Als ich zur diesjährigen Berlinale aufbrach, war in der Kairoer Kunst- und Kulturszene gerade die so genannte „Film- und Fernsehaufsicht“ das Gesprächsthema schlechthin. Dieses Gremium unter Vorsitz eines angegrauten Regisseurs ist dem Obersten Medienrat (Supreme Council for Media Regulation) unterstellt und hat die Aufgabe, Themen auszuwählen, denen man einen pädagogischen Nährwert für das ägyptische Publikum und deshalb oberste Priorität in den entsprechenden Fernsehserien zugestehen kann. Auf diese Weise sollen phantastische Ziele umgesetzt werden, wie etwa „die Vermittlung von ehrbaren Werten“ und dergleichen mehr.

Von Ahmed Shawky

Als ich dann auf der Berlinale das breit gefächerte Programm und insbesondere die Offenheit des Festivals für gewagte Stoffe erlebte, die echte individuelle Freiheit implizieren und in den meisten Staaten des Nahen Ostens nicht im gesellschaftlichen Diskurs auftauchen, geschweige denn im Repertoire der Künstler, musste ich, wie jeder andere ägyptische Besucher der Berlinale, unweigerlich an dieses Gremium denken.

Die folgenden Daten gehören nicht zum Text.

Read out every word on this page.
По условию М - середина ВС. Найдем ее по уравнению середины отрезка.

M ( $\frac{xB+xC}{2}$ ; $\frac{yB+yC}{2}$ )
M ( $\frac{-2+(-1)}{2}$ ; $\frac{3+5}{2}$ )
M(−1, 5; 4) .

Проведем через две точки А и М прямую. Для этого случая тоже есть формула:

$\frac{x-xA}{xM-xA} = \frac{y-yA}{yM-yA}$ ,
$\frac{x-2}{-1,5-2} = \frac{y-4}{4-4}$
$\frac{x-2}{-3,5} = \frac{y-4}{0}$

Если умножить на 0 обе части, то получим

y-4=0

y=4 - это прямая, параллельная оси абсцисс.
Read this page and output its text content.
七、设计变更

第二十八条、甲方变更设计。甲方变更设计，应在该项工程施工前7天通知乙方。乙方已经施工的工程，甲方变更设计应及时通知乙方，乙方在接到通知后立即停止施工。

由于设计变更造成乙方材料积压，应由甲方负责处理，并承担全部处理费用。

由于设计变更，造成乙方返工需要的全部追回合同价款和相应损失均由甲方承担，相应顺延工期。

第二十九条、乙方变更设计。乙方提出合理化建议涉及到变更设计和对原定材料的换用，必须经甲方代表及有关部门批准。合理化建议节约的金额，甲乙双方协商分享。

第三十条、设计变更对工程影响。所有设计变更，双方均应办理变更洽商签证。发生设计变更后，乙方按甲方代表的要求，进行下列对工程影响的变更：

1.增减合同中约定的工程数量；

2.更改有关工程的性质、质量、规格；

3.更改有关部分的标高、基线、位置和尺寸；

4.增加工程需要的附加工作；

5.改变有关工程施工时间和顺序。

Freiheit des Körpers und Recht auf Körperlichkeit

Ich spreche hier nicht von politischen oder religiösen Freiheiten, die dynamischen gesellschaftlichen Prozessen und Machtverhältnissen unterworfen sind, was diesen Rahmen um ein vielfaches sprengen würde. Ich spreche von der Freiheit des Körpers und dem Recht auf Körperlichkeit, von der Freiheit des Individuums, mit seinem Körper machen zu können, was es will, und natürlich von der Freiheit des Künstlers, dies auf Kinoleinwand und Fernsehbildschirm zu zeigen.

Auf der Berlinale wurden schon immer Fragen zum menschlichen Körper gestellt, und zwar nicht nur zur Freiheit des Körpers, sondern ganz allgemein zum Körper im kulturellen Kontext: Was ist der Körper? Was bedeutet Verlangen? Wer beherrscht wen – wir unseren Körper oder umgekehrt? Sowohl in der Sektion „Forum“ als auch in der Sektion „Forum Expanded“ geht es immer wieder um dieses Thema und um diese Fragen.

Adina Pintilie © Adina Pintilie Dieses Jahr war nun auch das Rennen um den Goldenen Bären, das die rumänische Regisseurin Adina Pintilie mit ihrem Film Touch me Not für sich entscheiden konnte, vom Thema Körperlichkeit geprägt. Dieser Beitrag ist ein Musterbeispiel für filmische Freiheit, angefangen von der Weigerung, sich formal entweder als Spielfilm oder als Dokumentarfilm einordnen zu lassen, bis hin zur mutigen Herangehensweise der Regisseurin an das Thema Körperlichkeit, die wiederum die Darsteller ermutigt hat, sich intensiv mit dem eigenen Körper und mit dem Verhältnis zum eigenen Körper auseinanderzusetzen.

Zwei Welten

Ich kann wohl ohne Übertreibung behaupten, dass ein Film wie Touch me Not in Ägypten undenkbar wäre. Es geht gar nicht mal um die Produktion, sondern schon allein um die Aufführung eines solchen Films – selbst auf Festivals, die in Bezug auf die staatliche Kontrolle größere Freiheiten genießen. Festivalveranstalter – zu denen ich auch mich selbst zähle – werden schlichtweg keine Lust haben, einen solchen Film den Behörden vorzulegen und sich damit auf einen von vorneherein aussichtslosen Kampf einzulassen.

Das ist der große Unterschied zwischen einer Kultur und der anderen, zwischen einer Welt, in der man es zulässt, dass ein an Muskelatrophie erkrankter Mann Frieden mit seinem deformierten Körper schließt und dabei nicht nur körperliche Nähe für sich entdeckt, sondern sie sogar vor laufender Kamera auslebt, und einer Welt, in der Kussszenen in Filmen gekürzt und Gremien gebildet werden, die vorgeben, welche Themen als film- und fernsehtauglich zu gelten haben. Daran wird sich erst etwas ändern, wenn der Durchschnittsbürger begreift, dass er so lange nicht vollkommen frei ist, wie Künstler daran gehindert werden, frei ihrer Tätigkeit nachzugehen.